刁德义心里直嘀咕:你欠人家钱不给,不怪你,那怪谁?还能怪政府不成?
不料,周浩南果然语出惊人:“这都怪你们浮山县政府”
怪县政府?!几个人一起把目光看向周浩南。
“你们扣着我的钱不给我,我怎么再给人家?”
刁德义没脾气了。
按照当初签订的合同,施工企业必须在开工前足额缴纳工程质量保证金。可恒力公司不仅没有事先缴纳,就连后来的这笔保证金都是以拨付的工程款直接抵扣的。

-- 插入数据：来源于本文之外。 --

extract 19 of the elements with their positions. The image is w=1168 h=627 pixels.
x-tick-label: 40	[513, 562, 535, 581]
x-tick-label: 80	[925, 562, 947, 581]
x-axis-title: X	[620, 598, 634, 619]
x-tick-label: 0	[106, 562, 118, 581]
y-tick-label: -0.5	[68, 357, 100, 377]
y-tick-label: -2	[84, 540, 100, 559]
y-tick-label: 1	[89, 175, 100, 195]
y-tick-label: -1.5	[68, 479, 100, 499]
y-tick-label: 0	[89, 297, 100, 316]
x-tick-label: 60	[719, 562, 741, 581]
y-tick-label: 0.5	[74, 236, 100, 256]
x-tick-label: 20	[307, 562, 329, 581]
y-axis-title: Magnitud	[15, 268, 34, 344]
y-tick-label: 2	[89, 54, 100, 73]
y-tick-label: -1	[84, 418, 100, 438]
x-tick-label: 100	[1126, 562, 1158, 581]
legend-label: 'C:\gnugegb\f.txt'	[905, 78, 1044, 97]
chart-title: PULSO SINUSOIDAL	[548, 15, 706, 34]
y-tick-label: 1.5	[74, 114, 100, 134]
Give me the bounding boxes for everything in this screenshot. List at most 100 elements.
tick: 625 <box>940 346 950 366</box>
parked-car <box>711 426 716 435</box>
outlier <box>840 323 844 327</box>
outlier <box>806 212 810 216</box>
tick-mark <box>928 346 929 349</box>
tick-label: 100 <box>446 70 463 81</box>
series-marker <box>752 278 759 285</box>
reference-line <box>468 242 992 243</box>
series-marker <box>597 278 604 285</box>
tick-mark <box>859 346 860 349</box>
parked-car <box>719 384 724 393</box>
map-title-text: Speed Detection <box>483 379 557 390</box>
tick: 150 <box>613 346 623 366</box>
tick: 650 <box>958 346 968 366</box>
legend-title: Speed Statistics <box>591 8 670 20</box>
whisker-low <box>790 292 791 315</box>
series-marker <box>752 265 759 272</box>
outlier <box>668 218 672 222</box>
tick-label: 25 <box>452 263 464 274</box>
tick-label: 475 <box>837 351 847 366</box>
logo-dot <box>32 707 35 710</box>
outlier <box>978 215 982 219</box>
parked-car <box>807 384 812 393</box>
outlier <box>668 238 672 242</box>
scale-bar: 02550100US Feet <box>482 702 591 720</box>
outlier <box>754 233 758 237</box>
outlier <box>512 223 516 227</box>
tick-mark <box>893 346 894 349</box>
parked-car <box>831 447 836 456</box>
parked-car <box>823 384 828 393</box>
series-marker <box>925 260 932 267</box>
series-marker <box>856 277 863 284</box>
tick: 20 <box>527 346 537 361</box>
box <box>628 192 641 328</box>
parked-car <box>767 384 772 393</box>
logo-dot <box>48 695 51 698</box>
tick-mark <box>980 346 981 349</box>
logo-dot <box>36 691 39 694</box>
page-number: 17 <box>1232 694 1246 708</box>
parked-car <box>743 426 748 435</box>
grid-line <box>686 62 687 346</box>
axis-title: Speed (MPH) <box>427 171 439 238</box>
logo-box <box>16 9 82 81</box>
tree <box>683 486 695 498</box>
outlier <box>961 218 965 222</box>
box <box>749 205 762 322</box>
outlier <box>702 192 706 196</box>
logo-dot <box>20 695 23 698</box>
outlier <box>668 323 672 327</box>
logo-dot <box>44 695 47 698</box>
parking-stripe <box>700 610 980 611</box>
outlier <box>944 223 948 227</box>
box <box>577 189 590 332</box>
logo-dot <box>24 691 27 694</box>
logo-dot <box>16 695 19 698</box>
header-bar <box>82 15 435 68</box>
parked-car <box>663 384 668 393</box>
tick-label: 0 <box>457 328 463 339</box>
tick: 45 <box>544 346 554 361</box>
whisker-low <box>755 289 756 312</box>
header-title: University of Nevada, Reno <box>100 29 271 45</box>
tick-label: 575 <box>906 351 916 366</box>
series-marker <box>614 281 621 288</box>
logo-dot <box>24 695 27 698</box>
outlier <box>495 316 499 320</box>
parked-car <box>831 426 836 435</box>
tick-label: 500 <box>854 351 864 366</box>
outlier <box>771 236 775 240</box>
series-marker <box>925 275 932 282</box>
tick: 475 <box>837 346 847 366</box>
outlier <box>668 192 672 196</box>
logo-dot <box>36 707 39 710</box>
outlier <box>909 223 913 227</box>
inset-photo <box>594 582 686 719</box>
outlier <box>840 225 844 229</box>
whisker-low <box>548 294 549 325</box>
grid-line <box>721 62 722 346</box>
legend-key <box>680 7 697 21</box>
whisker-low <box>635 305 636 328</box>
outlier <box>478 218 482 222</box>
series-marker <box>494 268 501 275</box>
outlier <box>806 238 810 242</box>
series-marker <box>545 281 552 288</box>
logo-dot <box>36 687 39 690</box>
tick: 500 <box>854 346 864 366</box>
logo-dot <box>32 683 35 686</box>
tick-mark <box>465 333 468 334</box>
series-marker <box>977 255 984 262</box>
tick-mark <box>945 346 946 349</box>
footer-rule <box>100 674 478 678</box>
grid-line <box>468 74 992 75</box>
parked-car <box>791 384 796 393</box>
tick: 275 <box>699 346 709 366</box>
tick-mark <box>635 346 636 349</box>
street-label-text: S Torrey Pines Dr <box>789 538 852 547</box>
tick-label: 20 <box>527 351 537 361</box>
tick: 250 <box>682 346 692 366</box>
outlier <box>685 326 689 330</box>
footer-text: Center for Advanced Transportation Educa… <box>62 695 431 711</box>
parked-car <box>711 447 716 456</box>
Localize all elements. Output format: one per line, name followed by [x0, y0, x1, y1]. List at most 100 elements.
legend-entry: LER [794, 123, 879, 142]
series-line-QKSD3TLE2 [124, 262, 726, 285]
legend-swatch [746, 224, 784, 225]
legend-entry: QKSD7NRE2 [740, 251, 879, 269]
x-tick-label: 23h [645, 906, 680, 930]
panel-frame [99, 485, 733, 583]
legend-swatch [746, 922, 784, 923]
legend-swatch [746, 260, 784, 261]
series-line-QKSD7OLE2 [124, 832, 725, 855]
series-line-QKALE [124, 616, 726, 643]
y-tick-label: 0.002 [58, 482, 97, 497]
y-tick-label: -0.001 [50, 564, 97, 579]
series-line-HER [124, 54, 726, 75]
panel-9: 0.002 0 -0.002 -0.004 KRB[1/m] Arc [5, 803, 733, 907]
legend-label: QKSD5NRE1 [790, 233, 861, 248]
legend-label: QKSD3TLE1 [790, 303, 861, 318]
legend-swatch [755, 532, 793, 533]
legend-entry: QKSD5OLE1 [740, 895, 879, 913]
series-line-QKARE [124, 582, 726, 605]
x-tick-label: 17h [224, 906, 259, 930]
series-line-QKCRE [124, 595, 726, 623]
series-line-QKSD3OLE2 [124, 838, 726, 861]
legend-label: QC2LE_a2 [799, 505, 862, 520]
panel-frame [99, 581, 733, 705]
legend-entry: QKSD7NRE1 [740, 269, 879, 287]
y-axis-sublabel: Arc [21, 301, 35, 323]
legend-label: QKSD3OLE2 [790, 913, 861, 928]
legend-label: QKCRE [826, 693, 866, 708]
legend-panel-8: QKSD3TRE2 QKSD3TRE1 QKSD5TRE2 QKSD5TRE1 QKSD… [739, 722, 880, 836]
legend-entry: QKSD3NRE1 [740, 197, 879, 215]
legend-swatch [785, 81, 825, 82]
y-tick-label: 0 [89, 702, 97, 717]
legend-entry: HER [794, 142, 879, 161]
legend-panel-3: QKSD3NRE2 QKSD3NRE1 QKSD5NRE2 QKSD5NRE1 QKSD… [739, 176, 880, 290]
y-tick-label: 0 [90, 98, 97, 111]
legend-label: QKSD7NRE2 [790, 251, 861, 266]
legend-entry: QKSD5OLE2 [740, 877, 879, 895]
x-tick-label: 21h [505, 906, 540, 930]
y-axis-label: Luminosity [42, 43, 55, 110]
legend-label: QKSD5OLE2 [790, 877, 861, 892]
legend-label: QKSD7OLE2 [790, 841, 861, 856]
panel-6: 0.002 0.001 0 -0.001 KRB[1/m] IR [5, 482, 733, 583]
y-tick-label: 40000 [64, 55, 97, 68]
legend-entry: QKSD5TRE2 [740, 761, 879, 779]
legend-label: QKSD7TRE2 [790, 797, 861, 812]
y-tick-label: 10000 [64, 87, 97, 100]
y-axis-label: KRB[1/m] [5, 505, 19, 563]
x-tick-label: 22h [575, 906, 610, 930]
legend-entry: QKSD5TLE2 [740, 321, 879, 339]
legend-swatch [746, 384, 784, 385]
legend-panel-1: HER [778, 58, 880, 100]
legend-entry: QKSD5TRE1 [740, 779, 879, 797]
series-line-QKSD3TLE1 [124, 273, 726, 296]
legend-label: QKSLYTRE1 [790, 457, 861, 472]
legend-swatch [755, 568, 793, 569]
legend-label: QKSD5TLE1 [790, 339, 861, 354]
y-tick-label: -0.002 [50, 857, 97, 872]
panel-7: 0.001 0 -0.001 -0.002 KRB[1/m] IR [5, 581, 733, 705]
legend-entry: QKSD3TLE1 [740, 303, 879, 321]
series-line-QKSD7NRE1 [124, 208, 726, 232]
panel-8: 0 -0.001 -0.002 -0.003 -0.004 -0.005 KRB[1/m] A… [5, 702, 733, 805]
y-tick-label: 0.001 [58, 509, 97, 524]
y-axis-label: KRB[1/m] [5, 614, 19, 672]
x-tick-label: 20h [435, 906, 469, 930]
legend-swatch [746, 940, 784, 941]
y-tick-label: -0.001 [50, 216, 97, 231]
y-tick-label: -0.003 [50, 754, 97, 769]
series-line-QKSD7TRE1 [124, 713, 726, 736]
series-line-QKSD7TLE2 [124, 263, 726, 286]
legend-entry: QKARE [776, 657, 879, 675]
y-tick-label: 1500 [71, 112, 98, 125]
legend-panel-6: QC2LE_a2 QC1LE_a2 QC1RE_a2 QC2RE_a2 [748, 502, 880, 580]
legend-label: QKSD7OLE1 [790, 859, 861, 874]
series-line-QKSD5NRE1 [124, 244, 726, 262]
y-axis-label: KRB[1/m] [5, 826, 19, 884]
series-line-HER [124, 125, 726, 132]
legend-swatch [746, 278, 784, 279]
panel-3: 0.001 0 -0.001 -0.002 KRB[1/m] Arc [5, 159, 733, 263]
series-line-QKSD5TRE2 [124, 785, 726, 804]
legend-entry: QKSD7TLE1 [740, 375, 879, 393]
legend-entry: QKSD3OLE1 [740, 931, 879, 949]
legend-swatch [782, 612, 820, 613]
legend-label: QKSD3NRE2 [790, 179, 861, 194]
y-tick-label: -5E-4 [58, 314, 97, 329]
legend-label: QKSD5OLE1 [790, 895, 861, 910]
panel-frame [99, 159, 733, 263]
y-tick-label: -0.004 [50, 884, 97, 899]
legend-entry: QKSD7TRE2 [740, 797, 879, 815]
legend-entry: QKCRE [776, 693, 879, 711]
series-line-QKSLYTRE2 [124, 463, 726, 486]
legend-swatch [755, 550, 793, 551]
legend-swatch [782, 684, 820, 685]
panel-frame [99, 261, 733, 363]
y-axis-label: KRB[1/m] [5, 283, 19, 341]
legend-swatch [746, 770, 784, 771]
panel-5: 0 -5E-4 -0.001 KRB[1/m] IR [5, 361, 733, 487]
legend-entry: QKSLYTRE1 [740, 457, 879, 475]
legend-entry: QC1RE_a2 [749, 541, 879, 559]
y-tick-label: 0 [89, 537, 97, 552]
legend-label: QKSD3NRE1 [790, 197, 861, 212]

“你们把钱给我要回啊。要不回来,我拿什么给人家啊?”
周浩南说完,有些生气地瞟着刁德义的脸。
“周少,我看你还是先把拖欠的工程款付了,还有农民工致癌的事,虽说你有省里的检测报告,可这事一时半会摘不清楚,告状的都到了省里了”聂小天说道。
“聂处,我手里没一分钱啊。”周浩南摊开手,“要是有钱,我还能不给?”
看着聂小天探询的眼光,周浩南又说:
“你又不是不知道,我的钱都压在省城的几个房地产项目上了,手上哪有多余的现金?我还等着把这笔钱要回去,应应急呢。”